Tagtäglich werden die sogenannten Weibos, wie Mikroblogs à la Twitter auf Mandarin heißen, beliebter. 2009 ging es los. Seitdem wachsen die Nutzerzahlen rasant. Im Jahr 2011 explodierten sie förmlich – 550 Millionen Konten sind mittlerweile in China registriert. Milliarden Nachrichten werden wöchentlich gepostet oder weiterverbreitet. Diese Flut an Kommentaren und Informationen lässt sich von den Zensoren des Staates nicht mehr zeitnah kontrollieren.

Regelmäßig macht die Kollektivkraft aus dem Netz ihren neuen Einfluss geltend und weist auf Missstände hin.
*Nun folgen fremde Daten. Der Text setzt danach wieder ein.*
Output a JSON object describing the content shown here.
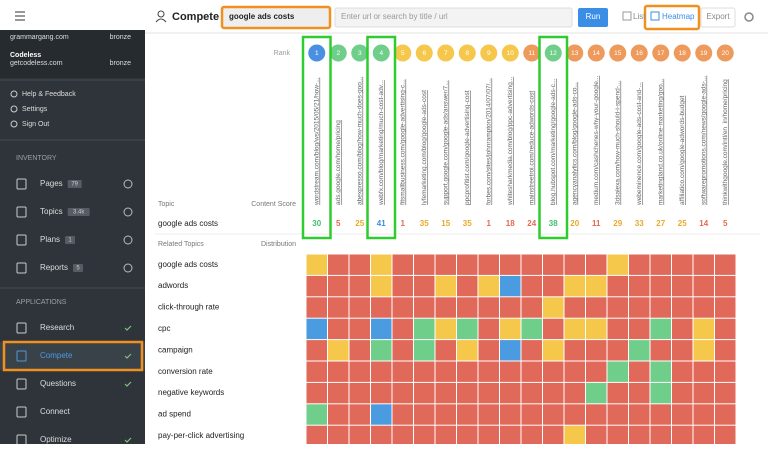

Der 15-jährige Sohn eines namhaften Generals der Volksbefreiungsarmee bekam das im September zu spüren. Er saß im BMW eines Freundes, als der Wagen mit einem anderen Fahrzeug zusammenstieß. Daraufhin prügelte der Junge auf Zeugen des Unfalls ein und warnte die Geschädigten davor, die Polizei zu rufen. Mikroblogs verbreiteten die Geschichte, der 15- Jährige wurde später mit einer Erziehungsmaßnahme bestraft.

Über Mikroblogs entwickelte sich auch eine einzigartige Solidaraktion für den chinesischen Künstler Ai Weiwei. Dem Dissidenten wurde eine absurd hohe Steuernachzahlung aufgebrummt, die er binnen weniger Tage begleichen sollte. Andernfalls drohte ihm Haft. Tausende spendeten dem Künstler Geld, damit der die Forderung begleichen konnte.